Michel avait continué à examiner le blessé tout en prêtant l’oreille à la voix compatissante de la jeune fille. Lorsqu’il se fut assuré que rien de grave n’était à craindre, il leva des yeux souriants vers son interlocutrice.

— Je vous en prie, Mademoiselle, ne prenez pas ainsi les choses à cœur. Et surtout, ne m’offrez pas vous-même des excuses… La compassion se lisait dans vos yeux, tout à l’heure, je l’ai bien vu…

— Merci, alors, monsieur… Cela me remet. Ce pénible incident m’avait fait mal jusqu’au fond du cœur. Votre chien n’a rien d’inquiétant, non plus, j’espère ?

— Écoutez, Mademoiselle, je puis bien l’avouer, à vous, qui êtes vraiment… charmante… Ne rougissez pas. Je n’ai aucune intention de galanterie… Je puis bien vous avouer que ce chien n’est pas à moi… J’aime beaucoup les animaux, cependant, et jamais je ne tolère, vous en avez été témoin, qu’on leur fasse du mal en ma présence.

— Si plus de gens vous ressemblaient, il y aurait moins de souffrances sur la terre.

— Mais il y a beaucoup de gens qui me ressemblent…

— Monsieur, ne m’apprendrez-vous pas votre nom ? Je ne pourrai plus oublier cet incident où mon pauvre frère a joué un rôle si piteux.

— Je préfère garder l’incognito, Mademoiselle, ne m’en voulez pas. Voulez-vous que je vous escorte à travers la foule ?

— Non, non, merci, Monsieur. Au revoir ! Car je suis sûre que les circonstances nous remettront en présence… J’y aiderais plutôt ! murmura encore la jeune fille, en s’éloignant toute rougissante.

Et c’est ainsi que ce soir-là, Michel ramena un compagnon à sa chambre.
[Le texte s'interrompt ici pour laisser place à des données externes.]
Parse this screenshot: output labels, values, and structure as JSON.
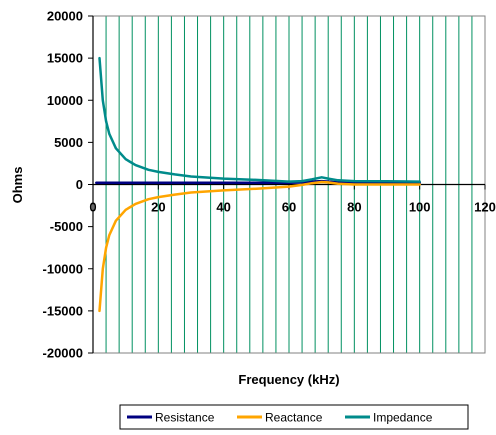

La pauvre petite bête s’était réfugiée sous le lit, dès que Michel fut rentré dans sa chambre. Sans doute ne croyait-elle pas à la bonne fortune qui lui arrivait et craignait-elle d’être de nouveau jetée dans la rue.

Michel s’endormit tard, inquiet de la tournure que pouvaient bientôt prendre les événements. Ne venait-il pas de se quereller avec l’amoureux de Josephte Précourt, de le défier presque ? Hé ! le petit rustre n’avait pas trop fait mauvaise figure à la première rencontre. Mais le lendemain, une autre surprise attendait Michel.